ChatGPT in the College Classroom Is a Human Security Issue

ChatGPT in the College Classroom Is a Human Security Issue
Students sit in a lecture at the University of Leipzig, in Leipzig, Germany, Oct. 15, 2014 (DPA photo by Jan Woitas via AP Images).

University professors are back in the classroom this week, and many of them—myself included—are struggling with whether to allow students to use AI-driven chatbot programs like ChatGPT in writing assignments, and if so how. Some professors want to embrace AI. Some have brought back hand-written essays to prevent students from using it. Some want to do precisely nothing differently.

As a political science professor, my solution this term has been to use the content of the course I’m teaching—Human Security and Global Politics—as an opportunity to talk to students about the use of AI in learning as a human security problem. While I do not dismiss out of hand AI’s potential to be in some ways a useful learning tool, I’ve decided not to experiment or get creative with ChatGPT this year. Instead, I’ll encourage my students not to use it at all at this stage of their careers.
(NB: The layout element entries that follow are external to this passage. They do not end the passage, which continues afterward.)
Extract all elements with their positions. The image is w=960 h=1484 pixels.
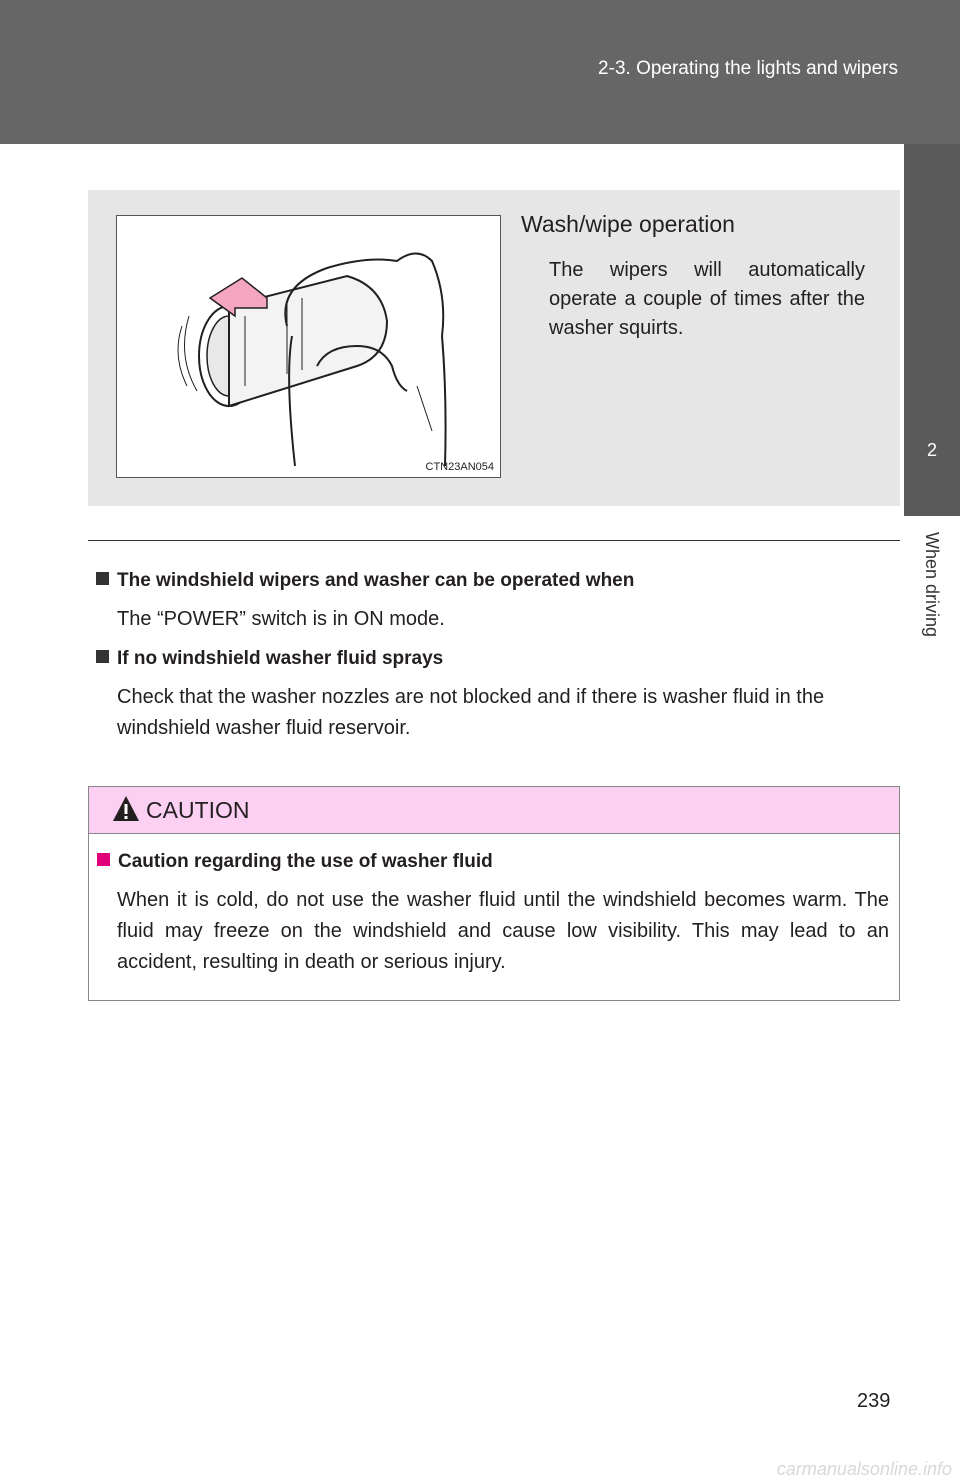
item-heading-text: If no windshield washer fluid sprays (117, 648, 444, 669)
caution-title: CAUTION (146, 797, 250, 823)
item-heading-text: The windshield wipers and washer can be operated when (117, 570, 635, 591)
wiper-lever-illustration (116, 215, 501, 478)
item-heading-operated-when (96, 570, 634, 592)
page-number: 239 (857, 1390, 891, 1412)
section-divider (88, 540, 900, 541)
caution-box (88, 786, 900, 1001)
item-heading-no-fluid (96, 648, 443, 670)
panel-title: Wash/wipe operation (521, 211, 735, 237)
warning-triangle-icon (112, 795, 140, 822)
caution-heading-text: Caution regarding the use of washer fluid (118, 851, 493, 872)
caution-heading (97, 851, 493, 873)
hand-on-lever-drawing (117, 216, 500, 477)
item-body-operated-when: The “POWER” switch is in ON mode. (117, 608, 445, 630)
figure-code: CTN23AN054 (425, 461, 494, 473)
section-title: 2-3. Operating the lights and wipers (598, 58, 898, 79)
caution-body: When it is cold, do not use the washer fluid until the windshield becomes warm. The fluid may freeze on the windshield and cause low visibility. This may lead to an accident, resulting in death or serious injury. (117, 889, 889, 973)
panel-text: The wipers will automatically operate a couple of times after the washer squirts. (549, 259, 865, 339)
side-tab-label-text: When driving (922, 532, 942, 638)
square-bullet-icon (97, 853, 110, 866)
side-tab-label (904, 516, 960, 676)
page-header (0, 0, 960, 144)
caution-header (89, 787, 899, 834)
square-bullet-icon (96, 650, 109, 663)
square-bullet-icon (96, 572, 109, 585)
side-tab-strip (904, 144, 960, 384)
watermark: carmanualsonline.info (776, 1459, 952, 1479)
item-body-no-fluid: Check that the washer nozzles are not blocked and if there is washer fluid in the windshield washer fluid reservoir. (117, 686, 825, 739)
side-tab-number: 2 (904, 384, 960, 516)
Here are six reasons why.

First, like most educators, I have not yet been trained to grade work that has been produced with the help of AI in a way that is fair to both cheaters and honest students, efficient for me and likely to produce the kind of student learning I view as a public good in democracies. That’s because, like most universities, my university is still not providing guidance to professors on whether or how this should be done. At the University of Massachusetts-Amherst, where I teach, the academic integrity policy does prohibit the use of ChatGPT or other large language models in the classroom without the permission of the professor. But it does not specify which uses of AI are appropriate for which purpose.